Small brooches of silver in the form of a heart, such as were in common use in Scotland at the end of the seventeenth century and throughout the eighteenth as personal ornaments, were also believed to be endowed with the property of protecting children from witchcraft and enchantment. An interesting account of the manner in which such brooches were used in the beginning of this century is given by the Rev. James Hall, who states that he saw one fastened to an infant’s clothes in a clergyman’s house in Speyside, and adds, "This was done by the nurse; the clergyman was certain it could be of no use, but allowed it to continue, as one and all the females in the house were of a different opinion.

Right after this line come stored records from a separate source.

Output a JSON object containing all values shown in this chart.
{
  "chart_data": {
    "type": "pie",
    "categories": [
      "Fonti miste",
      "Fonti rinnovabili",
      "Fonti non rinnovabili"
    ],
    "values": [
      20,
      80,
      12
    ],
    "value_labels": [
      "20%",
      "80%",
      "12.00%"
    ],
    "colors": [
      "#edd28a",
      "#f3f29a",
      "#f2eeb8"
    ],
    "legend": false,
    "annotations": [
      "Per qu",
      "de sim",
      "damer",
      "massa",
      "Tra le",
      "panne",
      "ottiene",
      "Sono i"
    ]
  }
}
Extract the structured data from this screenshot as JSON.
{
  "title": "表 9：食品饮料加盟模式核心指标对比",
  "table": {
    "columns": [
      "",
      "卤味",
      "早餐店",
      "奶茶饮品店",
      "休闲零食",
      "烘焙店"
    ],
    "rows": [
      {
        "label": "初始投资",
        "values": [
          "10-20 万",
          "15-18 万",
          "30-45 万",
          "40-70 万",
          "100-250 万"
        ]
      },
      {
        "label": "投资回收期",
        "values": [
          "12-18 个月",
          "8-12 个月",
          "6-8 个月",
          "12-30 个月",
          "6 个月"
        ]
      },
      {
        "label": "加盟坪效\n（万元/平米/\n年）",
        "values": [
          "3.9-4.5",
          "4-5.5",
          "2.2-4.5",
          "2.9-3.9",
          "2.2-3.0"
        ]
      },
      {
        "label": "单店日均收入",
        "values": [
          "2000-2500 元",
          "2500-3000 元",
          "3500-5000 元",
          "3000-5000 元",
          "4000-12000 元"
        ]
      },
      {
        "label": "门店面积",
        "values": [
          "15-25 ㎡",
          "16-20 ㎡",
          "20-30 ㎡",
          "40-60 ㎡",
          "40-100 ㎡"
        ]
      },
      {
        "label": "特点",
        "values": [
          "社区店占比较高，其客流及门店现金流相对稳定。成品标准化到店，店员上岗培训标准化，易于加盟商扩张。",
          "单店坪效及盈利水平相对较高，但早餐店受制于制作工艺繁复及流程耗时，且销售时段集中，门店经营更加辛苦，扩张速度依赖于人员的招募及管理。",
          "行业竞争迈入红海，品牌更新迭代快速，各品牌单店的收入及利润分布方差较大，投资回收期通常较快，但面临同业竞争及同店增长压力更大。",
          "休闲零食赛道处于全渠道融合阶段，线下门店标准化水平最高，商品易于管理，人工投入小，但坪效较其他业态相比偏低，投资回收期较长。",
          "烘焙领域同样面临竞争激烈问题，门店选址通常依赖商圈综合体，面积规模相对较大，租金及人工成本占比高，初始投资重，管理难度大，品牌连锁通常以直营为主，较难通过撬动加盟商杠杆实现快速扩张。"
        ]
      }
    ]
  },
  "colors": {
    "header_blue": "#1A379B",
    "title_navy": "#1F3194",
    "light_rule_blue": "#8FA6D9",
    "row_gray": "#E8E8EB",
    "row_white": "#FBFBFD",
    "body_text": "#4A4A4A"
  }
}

They always fix it to girls, somewhere to the clothes about the left hip, and on boys about the middle of the left thigh, to protect his powers of generation." Hall also mentions having met an old woman near the source of the Spey, "with a large brass brooch, in the form of a circle, about five or six inches in diameter, fixed on her clothes upon the left hip, which she had worn night and day for more than half a century to preserve her from mischief." Two small brooches from Rosehearty, Banffshire, similar to those described above, have been presented to the Museum through Dr Gregor, of Pitsligo; and another is exhibited by Mrs Mitchell, of Perth, through Dr R. de Brus Trotter. In a letter to me, Dr Gregor states that one of the brooches presented through him "was worn on the breast of the chemise by the grandmother of the donor when she was nursing, to prevent the witches from taking away her milk," and that "such charms were also used to keep off evil from infants. They were stuck into their petticoats behind." The other specimen is only stated to have been worn in the breast of the chemise. The brooch exhibited by Mrs Mitchell "belonged to her grandmother, and was worn on some part of the dress of all her children, for the purpose of averting the evil eye and keeping away witches." Mr J. Christie of Bolfracks, Aberfeldy, informs me that he has one of these small brooches in his possession, which was pinned under the petticoats of his grandfather "when, as an infant, he was taken out for an airing by his nurse. It bears his initials and the date 1792."